You might think that your business is going to be such a massive success that you want an exit plan. Containerizing a large mesh of VM services is prohibitively difficult, and if you go with the VM solution, you’re basically locked into infrastructure waste forever.

And you’d be right. So we should think of a way to make containers work for us without adding a bunch of complexity and operational overhead.

Another fantastic point for containers is that they often provide a great developer experience. They eliminate a whole class of “Works on my machine” issues. They force you and your engineers to never do anything stateful. Think about companies acquiring a bunch of tech debt little by little after accruing instances of the old “oh let’s just write to a local file. It’s fine for this use case”.

Also, the actual cost of containerizing a stateless application is quite low, especially if you do it from the get-go.

Conclusion: Use Containers, Not Kubernetes

So, running containerized has a bunch of benefits and costs little in terms of time. The question is, is there a way to run containerized services that doesn’t add a bunch of additional complexity like Kubernetes does?
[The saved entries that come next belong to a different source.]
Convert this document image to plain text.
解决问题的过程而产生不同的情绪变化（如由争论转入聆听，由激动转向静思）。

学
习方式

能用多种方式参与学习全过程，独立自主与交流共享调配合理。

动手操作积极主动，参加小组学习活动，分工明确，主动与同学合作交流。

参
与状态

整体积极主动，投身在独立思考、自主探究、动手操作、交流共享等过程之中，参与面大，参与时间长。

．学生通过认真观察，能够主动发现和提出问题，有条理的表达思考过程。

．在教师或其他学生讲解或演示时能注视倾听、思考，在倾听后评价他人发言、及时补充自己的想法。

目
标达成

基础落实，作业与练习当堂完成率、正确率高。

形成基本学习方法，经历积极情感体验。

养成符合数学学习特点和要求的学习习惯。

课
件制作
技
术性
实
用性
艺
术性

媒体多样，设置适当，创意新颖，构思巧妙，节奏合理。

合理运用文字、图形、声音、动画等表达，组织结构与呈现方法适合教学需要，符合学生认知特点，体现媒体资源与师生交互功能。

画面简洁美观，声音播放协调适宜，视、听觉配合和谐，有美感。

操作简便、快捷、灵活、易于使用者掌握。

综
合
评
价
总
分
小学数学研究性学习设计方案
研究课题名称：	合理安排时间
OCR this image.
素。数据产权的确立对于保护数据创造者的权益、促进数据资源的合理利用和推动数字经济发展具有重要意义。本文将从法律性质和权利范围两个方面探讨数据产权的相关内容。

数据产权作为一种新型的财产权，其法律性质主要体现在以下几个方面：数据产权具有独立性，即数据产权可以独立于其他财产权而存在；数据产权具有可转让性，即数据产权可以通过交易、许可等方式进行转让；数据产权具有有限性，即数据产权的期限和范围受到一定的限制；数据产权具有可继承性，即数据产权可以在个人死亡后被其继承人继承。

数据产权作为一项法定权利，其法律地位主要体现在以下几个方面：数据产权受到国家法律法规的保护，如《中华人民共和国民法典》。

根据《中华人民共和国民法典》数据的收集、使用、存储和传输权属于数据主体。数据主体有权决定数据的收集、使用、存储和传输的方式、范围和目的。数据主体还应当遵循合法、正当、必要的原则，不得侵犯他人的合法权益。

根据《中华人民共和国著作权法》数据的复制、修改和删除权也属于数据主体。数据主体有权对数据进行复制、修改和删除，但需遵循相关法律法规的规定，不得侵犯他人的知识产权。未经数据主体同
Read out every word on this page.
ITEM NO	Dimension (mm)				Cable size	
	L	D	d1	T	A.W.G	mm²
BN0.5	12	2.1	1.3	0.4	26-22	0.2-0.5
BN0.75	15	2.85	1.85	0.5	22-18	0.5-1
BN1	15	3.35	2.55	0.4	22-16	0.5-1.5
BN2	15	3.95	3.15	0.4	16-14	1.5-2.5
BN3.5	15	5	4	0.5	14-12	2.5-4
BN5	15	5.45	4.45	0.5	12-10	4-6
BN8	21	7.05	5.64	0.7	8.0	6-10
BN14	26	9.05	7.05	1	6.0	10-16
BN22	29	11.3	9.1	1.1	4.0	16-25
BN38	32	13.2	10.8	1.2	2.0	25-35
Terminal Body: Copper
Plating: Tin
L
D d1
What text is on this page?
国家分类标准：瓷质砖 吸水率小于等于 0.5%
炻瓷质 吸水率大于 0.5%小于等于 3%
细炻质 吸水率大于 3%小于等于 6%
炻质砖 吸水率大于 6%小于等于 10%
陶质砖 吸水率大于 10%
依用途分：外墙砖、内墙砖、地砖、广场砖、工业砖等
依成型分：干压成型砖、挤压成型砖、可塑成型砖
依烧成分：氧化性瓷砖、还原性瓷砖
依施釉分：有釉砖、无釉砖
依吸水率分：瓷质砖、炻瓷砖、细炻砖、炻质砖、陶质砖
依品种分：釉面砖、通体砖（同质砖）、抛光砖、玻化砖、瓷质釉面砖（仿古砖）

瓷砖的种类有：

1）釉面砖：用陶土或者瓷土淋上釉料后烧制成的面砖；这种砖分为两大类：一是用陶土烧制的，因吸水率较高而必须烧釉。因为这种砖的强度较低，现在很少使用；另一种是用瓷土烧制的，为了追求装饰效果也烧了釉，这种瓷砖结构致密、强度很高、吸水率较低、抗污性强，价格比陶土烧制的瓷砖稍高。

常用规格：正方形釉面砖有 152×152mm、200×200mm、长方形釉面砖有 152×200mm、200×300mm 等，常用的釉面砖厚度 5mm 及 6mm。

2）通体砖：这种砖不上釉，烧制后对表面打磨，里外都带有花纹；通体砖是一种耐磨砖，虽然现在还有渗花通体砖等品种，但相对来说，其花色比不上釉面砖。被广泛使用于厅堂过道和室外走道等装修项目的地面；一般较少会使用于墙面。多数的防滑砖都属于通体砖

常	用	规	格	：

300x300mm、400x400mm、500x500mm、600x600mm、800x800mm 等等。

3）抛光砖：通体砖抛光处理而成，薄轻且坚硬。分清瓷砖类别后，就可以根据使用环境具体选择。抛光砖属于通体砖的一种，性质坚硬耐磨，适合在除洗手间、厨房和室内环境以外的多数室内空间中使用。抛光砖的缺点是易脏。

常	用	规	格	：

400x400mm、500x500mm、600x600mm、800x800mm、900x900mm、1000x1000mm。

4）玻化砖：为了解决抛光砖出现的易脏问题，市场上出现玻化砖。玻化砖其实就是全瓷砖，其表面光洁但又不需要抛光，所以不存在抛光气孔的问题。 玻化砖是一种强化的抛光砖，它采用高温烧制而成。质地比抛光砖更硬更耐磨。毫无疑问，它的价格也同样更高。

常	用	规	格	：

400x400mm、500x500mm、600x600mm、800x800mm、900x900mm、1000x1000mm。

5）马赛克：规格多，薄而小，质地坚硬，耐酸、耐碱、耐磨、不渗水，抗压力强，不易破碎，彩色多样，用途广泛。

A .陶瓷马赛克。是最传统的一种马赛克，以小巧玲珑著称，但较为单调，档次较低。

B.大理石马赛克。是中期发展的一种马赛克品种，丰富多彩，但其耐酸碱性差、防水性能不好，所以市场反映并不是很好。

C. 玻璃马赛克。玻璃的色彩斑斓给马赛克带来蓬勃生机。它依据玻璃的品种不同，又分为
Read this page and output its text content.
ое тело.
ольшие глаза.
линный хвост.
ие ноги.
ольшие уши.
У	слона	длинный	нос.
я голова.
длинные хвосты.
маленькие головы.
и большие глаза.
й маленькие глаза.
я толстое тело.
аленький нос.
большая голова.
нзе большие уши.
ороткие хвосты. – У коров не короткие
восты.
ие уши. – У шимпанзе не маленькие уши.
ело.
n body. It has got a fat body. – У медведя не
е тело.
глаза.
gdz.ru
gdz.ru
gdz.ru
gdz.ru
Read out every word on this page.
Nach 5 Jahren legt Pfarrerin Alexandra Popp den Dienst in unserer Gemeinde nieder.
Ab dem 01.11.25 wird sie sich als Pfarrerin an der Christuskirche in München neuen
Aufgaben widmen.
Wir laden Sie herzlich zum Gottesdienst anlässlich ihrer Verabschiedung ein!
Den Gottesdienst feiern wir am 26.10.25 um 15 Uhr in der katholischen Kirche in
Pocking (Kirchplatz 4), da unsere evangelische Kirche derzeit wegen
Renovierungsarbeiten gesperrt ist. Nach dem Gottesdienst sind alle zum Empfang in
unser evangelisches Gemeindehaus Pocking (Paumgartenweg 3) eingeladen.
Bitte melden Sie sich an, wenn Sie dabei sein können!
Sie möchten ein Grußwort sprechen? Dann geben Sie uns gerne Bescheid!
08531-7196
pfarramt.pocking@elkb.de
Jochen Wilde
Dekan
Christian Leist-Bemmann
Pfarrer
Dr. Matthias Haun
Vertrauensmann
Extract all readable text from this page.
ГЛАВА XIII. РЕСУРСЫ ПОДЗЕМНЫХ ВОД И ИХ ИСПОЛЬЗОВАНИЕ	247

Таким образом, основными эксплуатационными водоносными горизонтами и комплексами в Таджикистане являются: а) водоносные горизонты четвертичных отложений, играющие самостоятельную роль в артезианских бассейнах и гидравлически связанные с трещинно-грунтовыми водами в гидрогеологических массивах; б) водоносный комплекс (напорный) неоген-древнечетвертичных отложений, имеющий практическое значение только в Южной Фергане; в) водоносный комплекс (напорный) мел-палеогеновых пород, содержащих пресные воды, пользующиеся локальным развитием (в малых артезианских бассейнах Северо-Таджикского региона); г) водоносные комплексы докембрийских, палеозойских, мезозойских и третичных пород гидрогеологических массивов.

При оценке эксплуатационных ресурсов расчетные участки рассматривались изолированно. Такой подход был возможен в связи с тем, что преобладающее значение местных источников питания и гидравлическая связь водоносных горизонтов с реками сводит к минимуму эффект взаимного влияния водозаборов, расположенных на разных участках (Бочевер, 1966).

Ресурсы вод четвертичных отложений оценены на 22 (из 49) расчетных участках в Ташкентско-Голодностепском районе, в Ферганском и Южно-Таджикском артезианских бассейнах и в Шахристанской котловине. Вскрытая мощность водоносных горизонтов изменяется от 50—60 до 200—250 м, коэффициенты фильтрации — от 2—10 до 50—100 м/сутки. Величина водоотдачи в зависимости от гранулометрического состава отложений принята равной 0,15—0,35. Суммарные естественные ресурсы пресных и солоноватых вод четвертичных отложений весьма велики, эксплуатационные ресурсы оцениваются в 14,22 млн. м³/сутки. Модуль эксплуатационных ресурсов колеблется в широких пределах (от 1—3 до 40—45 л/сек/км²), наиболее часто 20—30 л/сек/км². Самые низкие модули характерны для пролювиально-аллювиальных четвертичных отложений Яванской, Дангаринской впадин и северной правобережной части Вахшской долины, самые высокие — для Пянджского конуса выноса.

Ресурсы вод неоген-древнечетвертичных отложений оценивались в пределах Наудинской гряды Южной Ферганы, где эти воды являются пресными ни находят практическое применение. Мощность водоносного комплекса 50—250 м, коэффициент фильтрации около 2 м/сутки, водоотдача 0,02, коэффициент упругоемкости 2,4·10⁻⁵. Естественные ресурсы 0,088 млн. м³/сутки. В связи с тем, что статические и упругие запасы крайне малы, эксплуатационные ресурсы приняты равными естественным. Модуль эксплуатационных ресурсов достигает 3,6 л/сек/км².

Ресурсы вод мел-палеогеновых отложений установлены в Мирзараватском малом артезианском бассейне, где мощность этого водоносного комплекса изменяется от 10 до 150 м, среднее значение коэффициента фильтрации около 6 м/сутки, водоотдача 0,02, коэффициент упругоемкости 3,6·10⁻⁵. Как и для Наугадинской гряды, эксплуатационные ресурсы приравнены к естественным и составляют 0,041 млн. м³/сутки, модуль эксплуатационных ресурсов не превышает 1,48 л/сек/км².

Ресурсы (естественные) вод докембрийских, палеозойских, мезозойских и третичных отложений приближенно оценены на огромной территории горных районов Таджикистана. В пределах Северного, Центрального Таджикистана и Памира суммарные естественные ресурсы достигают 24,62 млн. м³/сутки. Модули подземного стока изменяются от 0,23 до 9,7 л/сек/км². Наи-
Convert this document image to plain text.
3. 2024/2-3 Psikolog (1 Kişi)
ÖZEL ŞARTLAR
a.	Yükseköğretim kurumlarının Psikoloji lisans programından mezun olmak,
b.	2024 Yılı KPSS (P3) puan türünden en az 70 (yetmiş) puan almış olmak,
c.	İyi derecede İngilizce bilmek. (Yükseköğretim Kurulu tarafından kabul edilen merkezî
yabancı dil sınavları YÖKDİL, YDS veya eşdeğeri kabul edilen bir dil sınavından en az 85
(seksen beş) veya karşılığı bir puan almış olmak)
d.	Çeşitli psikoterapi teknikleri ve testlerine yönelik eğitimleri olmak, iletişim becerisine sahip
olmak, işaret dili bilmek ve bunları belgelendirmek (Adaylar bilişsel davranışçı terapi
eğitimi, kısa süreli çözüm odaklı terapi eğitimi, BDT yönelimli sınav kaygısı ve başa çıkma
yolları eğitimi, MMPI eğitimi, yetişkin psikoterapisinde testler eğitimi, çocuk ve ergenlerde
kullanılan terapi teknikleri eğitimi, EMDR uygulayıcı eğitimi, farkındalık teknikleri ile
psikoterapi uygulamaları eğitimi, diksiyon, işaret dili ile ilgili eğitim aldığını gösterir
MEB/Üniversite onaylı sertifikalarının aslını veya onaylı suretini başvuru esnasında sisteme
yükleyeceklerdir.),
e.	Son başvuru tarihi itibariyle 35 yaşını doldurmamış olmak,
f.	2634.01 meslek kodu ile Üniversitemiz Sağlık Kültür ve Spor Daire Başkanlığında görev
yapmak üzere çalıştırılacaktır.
Absolutely. I’m aware of a couple such options which means there’s probably like 15 options. My recommendation as an AWS fanboy, a past AWS employee and future AWS employee: use AWS ECS Fargate. The underlying dynamics of the container control plane and scaling worker nodes are completely abstracted away from you. It’s still container-based so you’re learning about Docker and launching services which are configured based on dockerfiles and possibly even using Docker for local development. It should be reasonably easy to migrate fargate containers to K8s, when it actually makes sense (fargate is pretty expensive but you can run effectively with little excess capacity if you invest the time to configure autoscaling).?

ECS is what the Noom infra team chose (they are amazing, btw) and it’s worked fantastically well for Noom.?

As always, no advice is good in all situations. I think if you’re running a tech team constrained by finite resources in a startup scenario where it’s important to run lean and move fast, Kubernetes should be out of the question in most cases.